ROSEMONT, Ill., June 22, 2015 (GLOBE NEWSWIRE) -- Wintrust Financial Corporation (“Wintrust” or the “Company”) (Nasdaq:WTFC) today announced the pricing of $125 million, or 5 million shares, of its Fixed-to-Floating Rate Non-Cumulative Perpetual Preferred Stock, Series D (“Preferred Stock”), no par value, at a price to the public of $25.00 per share. This offering is expected to close on June 25, 2015, subject to customary closing conditions.
The Preferred Stock has a liquidation preference of $25.00 per share. Dividends on the Preferred Stock will be non-cumulative and accrue and be payable, quarterly in arrears, at a fixed rate of 6.5% per annum from the original issuance date to, but excluding, July 15, 2025, and from (and including) that date at a floating rate equal to three-month LIBOR plus a spread of 4.06% per annum, in each case, only when, as and if declared by Wintrust’s board of directors or a duly authorized committee thereof.

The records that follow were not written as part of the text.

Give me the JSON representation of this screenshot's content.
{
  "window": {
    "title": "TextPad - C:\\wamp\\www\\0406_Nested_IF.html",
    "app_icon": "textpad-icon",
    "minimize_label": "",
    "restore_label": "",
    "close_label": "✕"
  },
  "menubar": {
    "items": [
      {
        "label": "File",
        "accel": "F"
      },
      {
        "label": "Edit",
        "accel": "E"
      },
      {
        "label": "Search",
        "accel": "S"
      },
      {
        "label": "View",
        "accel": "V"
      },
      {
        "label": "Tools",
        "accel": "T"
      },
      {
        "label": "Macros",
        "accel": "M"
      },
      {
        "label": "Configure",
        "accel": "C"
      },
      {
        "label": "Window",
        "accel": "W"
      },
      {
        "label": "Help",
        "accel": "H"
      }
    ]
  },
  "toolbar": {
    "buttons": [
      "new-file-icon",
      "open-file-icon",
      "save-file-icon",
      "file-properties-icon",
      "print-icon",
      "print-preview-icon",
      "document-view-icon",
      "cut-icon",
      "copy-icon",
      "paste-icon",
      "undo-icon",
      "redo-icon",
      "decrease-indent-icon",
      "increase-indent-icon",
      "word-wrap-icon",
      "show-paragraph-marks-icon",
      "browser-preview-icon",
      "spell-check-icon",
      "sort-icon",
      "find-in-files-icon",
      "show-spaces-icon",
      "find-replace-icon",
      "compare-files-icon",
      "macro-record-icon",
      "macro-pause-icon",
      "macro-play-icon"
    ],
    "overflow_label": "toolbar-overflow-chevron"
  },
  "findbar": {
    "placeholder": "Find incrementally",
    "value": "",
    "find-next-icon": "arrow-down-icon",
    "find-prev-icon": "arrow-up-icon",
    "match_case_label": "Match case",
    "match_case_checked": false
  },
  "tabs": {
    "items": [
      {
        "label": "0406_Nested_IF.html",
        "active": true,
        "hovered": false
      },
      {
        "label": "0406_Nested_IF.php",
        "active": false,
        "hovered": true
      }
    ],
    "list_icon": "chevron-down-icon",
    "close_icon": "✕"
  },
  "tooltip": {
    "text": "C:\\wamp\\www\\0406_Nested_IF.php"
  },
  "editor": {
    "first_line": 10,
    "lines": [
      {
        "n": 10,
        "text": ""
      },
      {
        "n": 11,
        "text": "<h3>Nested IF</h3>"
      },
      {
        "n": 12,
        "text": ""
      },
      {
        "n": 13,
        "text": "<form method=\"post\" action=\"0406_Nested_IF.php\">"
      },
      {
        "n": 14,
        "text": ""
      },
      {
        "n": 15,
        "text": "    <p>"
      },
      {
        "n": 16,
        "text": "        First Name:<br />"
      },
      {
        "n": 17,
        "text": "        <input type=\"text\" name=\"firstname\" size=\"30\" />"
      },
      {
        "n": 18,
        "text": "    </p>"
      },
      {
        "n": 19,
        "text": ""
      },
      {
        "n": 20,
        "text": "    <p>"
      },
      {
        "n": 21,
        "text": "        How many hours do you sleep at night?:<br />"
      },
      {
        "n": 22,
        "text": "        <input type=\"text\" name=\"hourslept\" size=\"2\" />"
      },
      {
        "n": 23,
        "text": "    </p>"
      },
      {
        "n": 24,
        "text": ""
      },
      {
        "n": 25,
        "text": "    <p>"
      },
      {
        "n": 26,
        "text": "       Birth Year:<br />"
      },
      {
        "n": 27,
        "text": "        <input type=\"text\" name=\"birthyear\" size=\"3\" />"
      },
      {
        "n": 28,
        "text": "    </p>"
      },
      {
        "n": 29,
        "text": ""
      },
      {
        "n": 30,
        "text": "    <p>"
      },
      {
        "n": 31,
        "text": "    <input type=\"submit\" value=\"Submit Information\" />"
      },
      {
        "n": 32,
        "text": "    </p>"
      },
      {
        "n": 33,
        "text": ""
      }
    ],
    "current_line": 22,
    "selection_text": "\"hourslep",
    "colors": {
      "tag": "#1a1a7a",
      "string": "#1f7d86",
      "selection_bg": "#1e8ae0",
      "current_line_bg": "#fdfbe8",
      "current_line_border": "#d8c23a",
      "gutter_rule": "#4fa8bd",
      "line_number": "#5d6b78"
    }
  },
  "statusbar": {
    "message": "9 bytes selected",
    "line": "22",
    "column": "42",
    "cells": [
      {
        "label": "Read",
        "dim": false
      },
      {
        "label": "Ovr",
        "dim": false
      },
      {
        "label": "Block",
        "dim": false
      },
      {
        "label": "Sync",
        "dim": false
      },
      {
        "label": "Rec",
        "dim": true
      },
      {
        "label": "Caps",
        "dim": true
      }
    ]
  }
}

The net proceeds from this offering, after deducting underwriting discounts and commissions and estimated offering expenses, will be approximately $120.8 million. Wintrust intends to use the net proceeds for general corporate purposes, which may include, without limitation, investments at the holding company level, providing capital to support the Company’s growth, acquisitions or other business combinations, including FDIC-assisted acquisitions and reducing or refinancing existing debt. Incapital LLC and U.S. Bancorp Investments, Inc. are acting as joint book-running managers for the offering.
Wintrust is conducting the offering pursuant to an effective shelf registration statement under the Securities Act of 1933, as amended. Before making an investment, potential investors should first read the prospectus supplement and accompanying prospectus, the registration statement and the other documents that Wintrust has filed with the Securities and Exchange Commission in connection with the offering. A copy of the prospectus supplement and accompanying prospectus can be obtained by contacting Incapital LLC, 200 South Wacker Drive, Suite 3700, Chicago, Illinois 60606, toll-free at 1-877-878-9000 or U.S. Bancorp Investments, Inc., 214 N. Tryon St., 26th Floor, Charlotte, North Carolina 28202, toll-free at (877) 558-2607. Investors may also obtain these documents free of charge by visiting the SEC’s website at www.sec.gov.
This press release shall not constitute an offer to sell, or a solicitation of an offer to buy, nor shall there be any sale of any securities in any state or jurisdiction in which such an offer, solicitation or sale would be unlawful prior to registration or qualification under the securities laws of such state or jurisdiction.
Wintrust is a financial holding company with assets of approximately $20.4 billion whose common stock is traded on the NASDAQ Global Select Market. Built on the “HAVE IT ALL” model, Wintrust offers the sophisticated technology and resources of a large bank while focusing on providing service-based community banking to each and every customer. Wintrust operates fifteen community bank subsidiaries, with over 145 banking locations located in the greater Chicago and southern Wisconsin market areas. Additionally, the Company operates various non-bank business units, including one of the largest commercial insurance premium finance companies operating in the United States and Canada, a company providing short-term accounts receivable financing and value-added out-sourced administrative services to the temporary staffing services industry, a business unit engaging primarily in the origination and purchase of residential mortgages for sale into the secondary market throughout the United States, and companies providing wealth management services.
This press release contains forward-looking statements within the meaning of the federal securities laws. Investors are cautioned that such statements are predictions and actual events or results may differ materially. Wintrust’s expected financial results or other plans are subject to a number of risks and uncertainties. For a discussion of such risks and uncertainties, which could cause actual results to differ from those contained in the forward-looking statements, see “Risk Factors” and the forward-looking statement disclosure contained in Wintrust’s most recent Annual Report on Form 10-K and in any of the Company’s subsequent SEC filings. Forward-looking statements speak only as of the date made and Wintrust undertakes no duty to update the information.